Fonction publique: Joseph Le dépassé par la corruption

Joseph LE040318600 Malgré les différentes actions de bonne gouvernance, la corruption persiste.

Fri, 18 May 2018 Source: www.datacameroon.com/

Les agents publics doivent toujours aller à Yaoundé monnayer le suivi de leur carrière pourtant il existe Sigipes et d’autres outils numériques mis en place dans les administrations.

Un contraste existe dans la gestion des agents publics au Cameroun, à l’ère du numérique et des Technologies de l’Information et de la Communication (TIC). En avril 2018, deux ministres ont pris des actes qui traduisent à suffisance ce paradoxe. Le ministre de la Fonction publique et de la Réforme administrative (MINFOPRA), Joseph Le, a mis son adresse mail (joseph.le@minfopra.gov.cm) à la disposition des agents publics qui peuvent désormais le saisir directement sur les services offerts par son département ministériel. Le ministre annonce la mise en place dans chacune des 10 délégations régionales d’un dispositif de renseignements, de collecte et de suivi des dossiers. L’objectif visé est que personne n’ait plus à venir à Yaoundé, le siège des institutions.

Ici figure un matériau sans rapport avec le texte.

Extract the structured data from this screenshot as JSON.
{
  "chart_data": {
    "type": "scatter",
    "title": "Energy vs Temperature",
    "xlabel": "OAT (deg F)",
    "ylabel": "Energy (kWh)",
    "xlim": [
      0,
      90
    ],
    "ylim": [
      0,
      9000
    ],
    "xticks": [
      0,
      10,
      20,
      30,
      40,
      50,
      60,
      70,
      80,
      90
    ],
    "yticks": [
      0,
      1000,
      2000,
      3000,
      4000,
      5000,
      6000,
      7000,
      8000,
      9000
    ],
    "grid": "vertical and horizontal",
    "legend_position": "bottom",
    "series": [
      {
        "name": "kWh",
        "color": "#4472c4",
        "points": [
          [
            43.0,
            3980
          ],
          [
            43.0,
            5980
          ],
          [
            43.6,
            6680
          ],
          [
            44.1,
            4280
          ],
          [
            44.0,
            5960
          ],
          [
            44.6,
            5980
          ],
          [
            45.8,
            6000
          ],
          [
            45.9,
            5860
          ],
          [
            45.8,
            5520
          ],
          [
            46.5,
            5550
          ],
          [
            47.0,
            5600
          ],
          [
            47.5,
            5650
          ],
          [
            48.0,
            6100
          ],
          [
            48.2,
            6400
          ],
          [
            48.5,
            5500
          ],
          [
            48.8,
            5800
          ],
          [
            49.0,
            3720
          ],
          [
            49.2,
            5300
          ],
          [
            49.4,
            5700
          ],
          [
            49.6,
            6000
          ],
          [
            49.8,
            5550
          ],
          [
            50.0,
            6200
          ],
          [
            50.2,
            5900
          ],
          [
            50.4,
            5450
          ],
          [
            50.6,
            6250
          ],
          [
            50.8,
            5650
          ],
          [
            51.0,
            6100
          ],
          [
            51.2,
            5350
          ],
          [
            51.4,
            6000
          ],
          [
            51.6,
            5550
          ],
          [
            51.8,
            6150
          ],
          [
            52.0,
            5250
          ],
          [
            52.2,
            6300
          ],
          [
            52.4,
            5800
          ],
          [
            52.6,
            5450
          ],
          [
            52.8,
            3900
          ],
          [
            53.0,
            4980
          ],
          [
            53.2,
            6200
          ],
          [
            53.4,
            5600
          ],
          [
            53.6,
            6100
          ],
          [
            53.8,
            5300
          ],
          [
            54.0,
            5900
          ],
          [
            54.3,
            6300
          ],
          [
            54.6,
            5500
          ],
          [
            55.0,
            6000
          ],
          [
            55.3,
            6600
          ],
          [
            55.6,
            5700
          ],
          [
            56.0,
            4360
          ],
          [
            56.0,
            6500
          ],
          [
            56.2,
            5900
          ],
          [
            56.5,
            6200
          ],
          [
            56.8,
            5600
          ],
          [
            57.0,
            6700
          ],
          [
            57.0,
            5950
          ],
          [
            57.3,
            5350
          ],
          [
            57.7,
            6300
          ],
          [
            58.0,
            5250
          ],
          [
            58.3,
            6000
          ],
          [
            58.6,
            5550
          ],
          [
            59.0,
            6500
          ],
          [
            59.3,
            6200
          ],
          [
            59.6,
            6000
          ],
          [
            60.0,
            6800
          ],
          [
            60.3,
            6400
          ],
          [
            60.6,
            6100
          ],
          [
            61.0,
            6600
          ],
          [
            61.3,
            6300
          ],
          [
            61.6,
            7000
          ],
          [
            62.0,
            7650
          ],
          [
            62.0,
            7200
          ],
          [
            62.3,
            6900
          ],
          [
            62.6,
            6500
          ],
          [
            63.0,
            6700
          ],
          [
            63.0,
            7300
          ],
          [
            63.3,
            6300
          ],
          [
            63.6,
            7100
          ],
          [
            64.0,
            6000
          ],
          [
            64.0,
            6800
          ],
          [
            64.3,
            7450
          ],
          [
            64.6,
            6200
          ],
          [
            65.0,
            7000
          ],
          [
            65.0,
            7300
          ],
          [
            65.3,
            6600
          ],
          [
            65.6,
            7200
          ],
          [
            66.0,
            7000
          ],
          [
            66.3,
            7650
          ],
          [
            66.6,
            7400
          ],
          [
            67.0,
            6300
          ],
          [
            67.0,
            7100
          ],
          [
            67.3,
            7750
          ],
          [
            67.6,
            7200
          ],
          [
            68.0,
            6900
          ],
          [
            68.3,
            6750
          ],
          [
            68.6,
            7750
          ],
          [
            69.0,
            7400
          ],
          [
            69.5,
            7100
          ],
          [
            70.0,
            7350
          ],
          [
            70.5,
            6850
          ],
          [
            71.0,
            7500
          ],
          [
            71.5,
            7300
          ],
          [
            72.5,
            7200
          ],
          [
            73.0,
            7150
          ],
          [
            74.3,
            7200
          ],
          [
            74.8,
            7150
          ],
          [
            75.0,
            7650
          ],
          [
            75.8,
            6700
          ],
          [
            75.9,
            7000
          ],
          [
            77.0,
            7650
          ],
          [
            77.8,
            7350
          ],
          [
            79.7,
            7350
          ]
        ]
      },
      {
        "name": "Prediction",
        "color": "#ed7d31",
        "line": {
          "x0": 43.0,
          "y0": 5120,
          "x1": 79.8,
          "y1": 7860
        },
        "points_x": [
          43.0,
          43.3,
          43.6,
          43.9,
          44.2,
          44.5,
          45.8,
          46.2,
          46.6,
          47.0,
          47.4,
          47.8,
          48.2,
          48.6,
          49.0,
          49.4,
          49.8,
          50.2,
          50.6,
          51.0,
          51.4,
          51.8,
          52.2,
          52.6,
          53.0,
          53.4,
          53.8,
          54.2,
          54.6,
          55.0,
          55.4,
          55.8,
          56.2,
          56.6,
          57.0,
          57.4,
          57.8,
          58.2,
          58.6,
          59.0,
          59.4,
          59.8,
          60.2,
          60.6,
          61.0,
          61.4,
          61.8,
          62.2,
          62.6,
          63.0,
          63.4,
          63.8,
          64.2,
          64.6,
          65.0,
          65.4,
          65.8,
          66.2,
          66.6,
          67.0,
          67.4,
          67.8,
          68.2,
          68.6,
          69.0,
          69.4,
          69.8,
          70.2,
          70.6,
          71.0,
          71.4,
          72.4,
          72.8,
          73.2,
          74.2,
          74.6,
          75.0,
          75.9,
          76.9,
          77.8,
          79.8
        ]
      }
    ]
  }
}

Pourtant, le ministre de la Communication, Issa Tchiroma Bakary, invite les personnels de son administration à déposer dans les services centraux leurs dossiers pour les avancements, les rappels de salaire et bien d’autres requêtes relatives à leur carrière. Tout le monde doit venir à Yaoundé, même les agents affectés dans les 370 délégations régionales et départementales que compte le ministère de la Communication. Ici, comme dans plusieurs autres administrations publiques, la gestion des ressources humaines doit encore s’arrimer au numérique et aux Tic. Or depuis 2001, la gestion des personnels de l’Etat et de la solde a été déconcentrée. Certaines prérogatives étant désormais exercées par chaque département ministériel.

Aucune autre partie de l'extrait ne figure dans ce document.